Geee yesterday at 12:33 AM
Is it really worth having separate GPU and NE? Seems redundant and weird compared to what Nvidia is doing, i.e. "GPUs are good NEs", or is that not really true?
giancarlostoro last Monday at 5:06 PM
Reverse Engineering with AI is only going to get better. I have seen some crazy things friends of mine have done with Claude alone. Let's just says SaaS isn't the only industry that could one day suffer.
kamranjon last Monday at 3:28 PM
I have always wondered if the neural engine could be used for training - pretty excited for part 3 of this to see if the juice is actually worth the squeeze
msie last Monday at 5:14 PM
I remember the good old days when Apple was desperate for developers and produced great documentation and there were a lot of great 3rd-party books too. You can't just give out awards in hopes that someone will make that great app.
daoistmonk last Monday at 4:13 PM
Tangential: Is anyone doing something similar to accelerate the support matrix of Linux on anything higher than M2?
grey-area last Monday at 6:52 PM
If only they could fix the iOS autocomplete, which is getting worse with every iteration.
ericol last Monday at 6:45 PM
> human intuition driving the exploration

This, a thousand times this.

For me, what AI brings is augmented humans. Just as we don't calculate on paper anymore, what is the reason of doing things by hand when a machine in X times better.

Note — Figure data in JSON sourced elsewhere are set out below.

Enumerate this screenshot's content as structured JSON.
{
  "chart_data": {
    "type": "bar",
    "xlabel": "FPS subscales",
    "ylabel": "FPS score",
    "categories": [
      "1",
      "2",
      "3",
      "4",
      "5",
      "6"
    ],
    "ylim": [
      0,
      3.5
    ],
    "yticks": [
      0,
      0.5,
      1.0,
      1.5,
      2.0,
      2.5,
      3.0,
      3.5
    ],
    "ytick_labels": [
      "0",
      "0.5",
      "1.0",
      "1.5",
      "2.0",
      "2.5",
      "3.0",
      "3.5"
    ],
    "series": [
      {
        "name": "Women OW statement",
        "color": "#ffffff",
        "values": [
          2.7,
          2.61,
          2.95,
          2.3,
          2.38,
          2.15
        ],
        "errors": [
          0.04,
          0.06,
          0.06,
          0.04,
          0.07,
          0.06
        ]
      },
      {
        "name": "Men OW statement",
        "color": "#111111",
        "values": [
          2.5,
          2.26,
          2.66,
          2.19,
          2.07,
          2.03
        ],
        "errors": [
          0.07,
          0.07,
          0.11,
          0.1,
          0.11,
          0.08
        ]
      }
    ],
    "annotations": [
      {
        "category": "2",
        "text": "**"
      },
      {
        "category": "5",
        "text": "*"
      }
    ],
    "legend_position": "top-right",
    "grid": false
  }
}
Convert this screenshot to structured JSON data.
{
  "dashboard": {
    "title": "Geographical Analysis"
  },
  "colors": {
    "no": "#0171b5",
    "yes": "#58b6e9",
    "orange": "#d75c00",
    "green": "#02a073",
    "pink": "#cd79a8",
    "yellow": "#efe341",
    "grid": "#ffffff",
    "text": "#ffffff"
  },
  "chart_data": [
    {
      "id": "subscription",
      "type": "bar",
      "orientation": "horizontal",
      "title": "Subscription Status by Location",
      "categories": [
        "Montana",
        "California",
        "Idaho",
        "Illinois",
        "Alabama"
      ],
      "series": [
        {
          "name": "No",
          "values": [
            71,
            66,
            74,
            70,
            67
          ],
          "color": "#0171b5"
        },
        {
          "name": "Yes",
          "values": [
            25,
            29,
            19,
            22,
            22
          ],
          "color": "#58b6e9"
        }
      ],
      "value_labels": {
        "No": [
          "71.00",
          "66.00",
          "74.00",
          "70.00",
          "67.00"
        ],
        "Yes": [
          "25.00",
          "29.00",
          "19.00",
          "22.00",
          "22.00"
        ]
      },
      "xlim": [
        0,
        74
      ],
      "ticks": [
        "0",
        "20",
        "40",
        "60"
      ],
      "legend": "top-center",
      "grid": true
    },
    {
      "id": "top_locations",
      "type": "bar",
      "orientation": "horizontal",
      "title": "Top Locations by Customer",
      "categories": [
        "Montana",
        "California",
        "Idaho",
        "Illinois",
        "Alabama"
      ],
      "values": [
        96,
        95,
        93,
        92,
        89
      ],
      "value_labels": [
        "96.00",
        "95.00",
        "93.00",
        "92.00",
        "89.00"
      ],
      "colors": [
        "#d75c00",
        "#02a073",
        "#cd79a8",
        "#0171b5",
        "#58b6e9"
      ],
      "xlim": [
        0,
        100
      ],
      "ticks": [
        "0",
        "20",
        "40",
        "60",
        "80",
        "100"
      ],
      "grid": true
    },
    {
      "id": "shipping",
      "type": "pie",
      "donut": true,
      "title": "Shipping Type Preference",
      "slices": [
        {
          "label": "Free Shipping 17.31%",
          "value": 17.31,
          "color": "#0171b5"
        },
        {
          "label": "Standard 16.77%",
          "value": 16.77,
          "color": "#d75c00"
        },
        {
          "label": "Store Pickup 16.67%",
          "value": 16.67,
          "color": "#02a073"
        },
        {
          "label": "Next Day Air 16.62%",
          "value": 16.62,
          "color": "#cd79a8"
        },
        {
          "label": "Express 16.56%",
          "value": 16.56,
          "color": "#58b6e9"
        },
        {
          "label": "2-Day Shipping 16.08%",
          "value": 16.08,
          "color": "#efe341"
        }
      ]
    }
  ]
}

Want to code by hand, as artisans of old? Suit yourself.

I, for one, love the smell of burning chrome.

rayiner yesterday at 12:15 AM
Holy crap, 32MB of SRAM on the chip for AI.
techpulse_x last Monday at 3:00 PM
[dead]
heggenhougen yesterday at 11:55 AM
[flagged]
FL33TW00D last Monday at 4:50 PM
Unreadable Claude slop
poszlem last Monday at 1:51 PM
Genuine question, not trying to throw a shade or anything, but are those cores actually useful with the state of apple intelligence being what it is?
mayhemducks last Monday at 5:06 PM
I never realized just how much hardware engineering Apple dedicated to enabling people to type faster with their thumbs!